Although some time ago I learned that politics carries a heavy dose of overacting, it’s hard to understand in this case the avalanche of opinions, running from hilarious outrage, to the point of lousy theatrics, through a sovereign naiveté, before the ironic reality that places the island as the country with the most votes from Latin America to occupy one of the two regional seats on the Human Rights Council during the term starting on 1 January 2014 that will run for three years.

Could so much astonishment be because they didn’t know that this appointment was expected? Did anyone really think it would be worthwhile to ask Havana to sign and/or ratify the international human rights accords?

Please, let’s be objective, the world has never been governed by the opinion of the millions of people who are underestimated daily, but by figures and statistics which, on frequent occasions, governments themselves invent, manipulate, alter, synthesize, multiply, sweeten… and you can add all the synonyms you want, because I know in “macropolitics” semantics is irrelevant.

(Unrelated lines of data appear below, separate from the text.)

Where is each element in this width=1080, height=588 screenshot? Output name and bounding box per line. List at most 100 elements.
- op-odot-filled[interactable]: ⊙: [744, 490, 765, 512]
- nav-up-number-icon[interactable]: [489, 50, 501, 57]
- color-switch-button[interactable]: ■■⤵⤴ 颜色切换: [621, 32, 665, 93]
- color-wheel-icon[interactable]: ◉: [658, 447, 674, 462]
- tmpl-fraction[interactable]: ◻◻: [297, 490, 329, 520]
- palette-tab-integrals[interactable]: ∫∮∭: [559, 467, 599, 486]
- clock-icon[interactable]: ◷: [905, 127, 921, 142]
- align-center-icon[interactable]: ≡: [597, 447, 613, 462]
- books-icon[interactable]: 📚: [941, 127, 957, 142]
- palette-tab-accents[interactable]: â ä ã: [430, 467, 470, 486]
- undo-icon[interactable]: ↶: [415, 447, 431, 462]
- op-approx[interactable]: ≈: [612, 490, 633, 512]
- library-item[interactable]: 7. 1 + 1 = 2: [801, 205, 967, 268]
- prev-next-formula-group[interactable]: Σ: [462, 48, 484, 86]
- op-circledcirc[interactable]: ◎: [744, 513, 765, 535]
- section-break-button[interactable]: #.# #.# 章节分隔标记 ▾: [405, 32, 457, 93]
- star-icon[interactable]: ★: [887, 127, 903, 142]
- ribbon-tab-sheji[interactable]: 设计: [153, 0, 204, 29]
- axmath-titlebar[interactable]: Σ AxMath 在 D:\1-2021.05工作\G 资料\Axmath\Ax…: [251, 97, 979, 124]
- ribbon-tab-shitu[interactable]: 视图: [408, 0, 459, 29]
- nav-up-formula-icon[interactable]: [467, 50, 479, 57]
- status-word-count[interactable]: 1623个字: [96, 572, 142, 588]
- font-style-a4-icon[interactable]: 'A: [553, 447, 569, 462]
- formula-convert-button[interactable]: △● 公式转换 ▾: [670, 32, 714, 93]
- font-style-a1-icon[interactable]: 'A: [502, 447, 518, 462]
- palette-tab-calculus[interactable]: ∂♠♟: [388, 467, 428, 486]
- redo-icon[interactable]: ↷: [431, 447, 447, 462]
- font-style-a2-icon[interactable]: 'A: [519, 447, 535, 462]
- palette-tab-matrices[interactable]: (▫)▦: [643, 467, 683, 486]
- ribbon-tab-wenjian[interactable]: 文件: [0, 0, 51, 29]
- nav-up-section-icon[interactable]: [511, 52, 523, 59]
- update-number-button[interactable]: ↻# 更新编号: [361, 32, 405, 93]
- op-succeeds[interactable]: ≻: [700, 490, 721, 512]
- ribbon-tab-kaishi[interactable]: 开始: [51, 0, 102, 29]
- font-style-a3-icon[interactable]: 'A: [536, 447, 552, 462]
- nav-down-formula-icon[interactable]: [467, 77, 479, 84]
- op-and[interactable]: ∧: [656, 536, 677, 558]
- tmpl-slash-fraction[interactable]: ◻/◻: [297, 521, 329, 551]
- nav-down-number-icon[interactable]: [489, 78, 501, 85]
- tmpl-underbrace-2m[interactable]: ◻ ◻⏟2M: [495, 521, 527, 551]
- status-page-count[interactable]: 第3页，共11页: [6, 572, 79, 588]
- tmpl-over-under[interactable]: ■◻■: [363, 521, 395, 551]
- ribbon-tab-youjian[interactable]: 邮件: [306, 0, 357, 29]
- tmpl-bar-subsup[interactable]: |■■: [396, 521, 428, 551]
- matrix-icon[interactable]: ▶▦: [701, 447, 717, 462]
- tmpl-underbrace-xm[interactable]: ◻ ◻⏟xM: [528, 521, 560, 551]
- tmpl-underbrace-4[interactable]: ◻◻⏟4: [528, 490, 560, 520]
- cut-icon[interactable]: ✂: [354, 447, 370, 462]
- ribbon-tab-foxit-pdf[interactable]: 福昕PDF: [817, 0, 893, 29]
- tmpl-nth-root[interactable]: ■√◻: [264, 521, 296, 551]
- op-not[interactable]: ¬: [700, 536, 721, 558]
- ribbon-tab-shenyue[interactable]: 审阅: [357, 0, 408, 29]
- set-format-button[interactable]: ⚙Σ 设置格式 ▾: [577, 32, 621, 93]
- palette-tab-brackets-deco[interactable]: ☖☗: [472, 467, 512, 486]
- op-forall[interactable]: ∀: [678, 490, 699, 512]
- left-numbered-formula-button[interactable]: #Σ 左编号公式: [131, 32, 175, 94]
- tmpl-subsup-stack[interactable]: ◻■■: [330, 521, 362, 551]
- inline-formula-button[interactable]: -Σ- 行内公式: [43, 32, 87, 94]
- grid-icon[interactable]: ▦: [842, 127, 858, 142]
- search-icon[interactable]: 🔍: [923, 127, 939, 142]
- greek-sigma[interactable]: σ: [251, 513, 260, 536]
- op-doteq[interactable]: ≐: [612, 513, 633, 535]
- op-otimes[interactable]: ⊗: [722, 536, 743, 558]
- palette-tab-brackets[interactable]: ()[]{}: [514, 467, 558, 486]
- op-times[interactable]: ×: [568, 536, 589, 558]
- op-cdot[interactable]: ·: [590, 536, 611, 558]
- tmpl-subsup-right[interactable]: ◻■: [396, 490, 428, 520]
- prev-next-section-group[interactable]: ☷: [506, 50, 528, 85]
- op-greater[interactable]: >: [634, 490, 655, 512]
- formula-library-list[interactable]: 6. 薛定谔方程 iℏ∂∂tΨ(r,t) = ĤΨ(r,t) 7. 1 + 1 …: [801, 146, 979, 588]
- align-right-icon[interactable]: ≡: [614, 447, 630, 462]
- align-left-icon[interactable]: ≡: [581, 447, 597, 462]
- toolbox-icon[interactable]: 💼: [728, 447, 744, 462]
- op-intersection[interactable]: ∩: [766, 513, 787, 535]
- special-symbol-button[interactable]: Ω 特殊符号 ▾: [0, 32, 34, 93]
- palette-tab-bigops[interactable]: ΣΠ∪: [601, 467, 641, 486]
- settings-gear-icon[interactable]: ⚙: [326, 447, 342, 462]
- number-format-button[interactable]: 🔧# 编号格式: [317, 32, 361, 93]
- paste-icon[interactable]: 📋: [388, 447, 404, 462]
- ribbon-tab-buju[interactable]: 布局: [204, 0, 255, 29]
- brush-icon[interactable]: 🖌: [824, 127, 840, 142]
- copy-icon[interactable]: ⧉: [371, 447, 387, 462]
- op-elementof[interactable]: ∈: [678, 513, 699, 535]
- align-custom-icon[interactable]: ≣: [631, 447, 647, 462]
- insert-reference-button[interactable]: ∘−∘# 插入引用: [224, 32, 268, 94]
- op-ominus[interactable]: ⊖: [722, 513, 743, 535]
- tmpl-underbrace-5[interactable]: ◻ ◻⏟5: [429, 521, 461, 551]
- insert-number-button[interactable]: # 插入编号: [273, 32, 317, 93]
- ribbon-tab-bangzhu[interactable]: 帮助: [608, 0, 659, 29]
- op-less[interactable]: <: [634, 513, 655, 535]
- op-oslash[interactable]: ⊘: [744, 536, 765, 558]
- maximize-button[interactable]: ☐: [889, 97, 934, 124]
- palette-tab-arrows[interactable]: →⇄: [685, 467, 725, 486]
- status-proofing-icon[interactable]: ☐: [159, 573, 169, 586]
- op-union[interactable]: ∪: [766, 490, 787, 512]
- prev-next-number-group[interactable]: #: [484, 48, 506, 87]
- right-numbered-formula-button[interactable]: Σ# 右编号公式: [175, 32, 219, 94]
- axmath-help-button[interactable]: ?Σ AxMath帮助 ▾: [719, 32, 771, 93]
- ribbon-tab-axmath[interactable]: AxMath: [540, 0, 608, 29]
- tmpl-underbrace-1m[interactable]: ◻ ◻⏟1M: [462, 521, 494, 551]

It is well-known that compartmentalization has been and is the Cuban government’s most effective and most used weapon, as a result of which with dangerous frequency many analysts looking at the island do it from mistaken or fragmented perspectives that don’t allow them to have a real view of anything.

Meanwhile, the government itself, knowing that their capital and their exact limitations, through their embassies and different NGOs (for example CENESEX), buy into the opinions of some influences in the powerful groups, and manage to manipulate politicians, get commitments from entrepreneurs, get support from international artists, and use alliances such as ALBA. These are the new battalions that help them to transform old cannons into commercial contracts.

I wonder if at this point there is anyone who hasn’t noticed that when the world turned and the borders moved, the world map changed color.

Cuba is a poor nation, and not a bankrupt business, governed by very rich men, within a dictatorial group, with a family monopoly which, in other times, financed subversive movements, and which today invests great resources in lobbying in support of themselves in whatever international forums are held, because in their struggle, that of today, the adversary is simply an obstacle and what matters is knowing who to use as an ally to achieve your objectives.

Because for the Cuban government,as in the gangland underworld, or the strategic military academy, one’s associate is almost always a temporary comrade, who can be selected for certain issues from a list of enemies.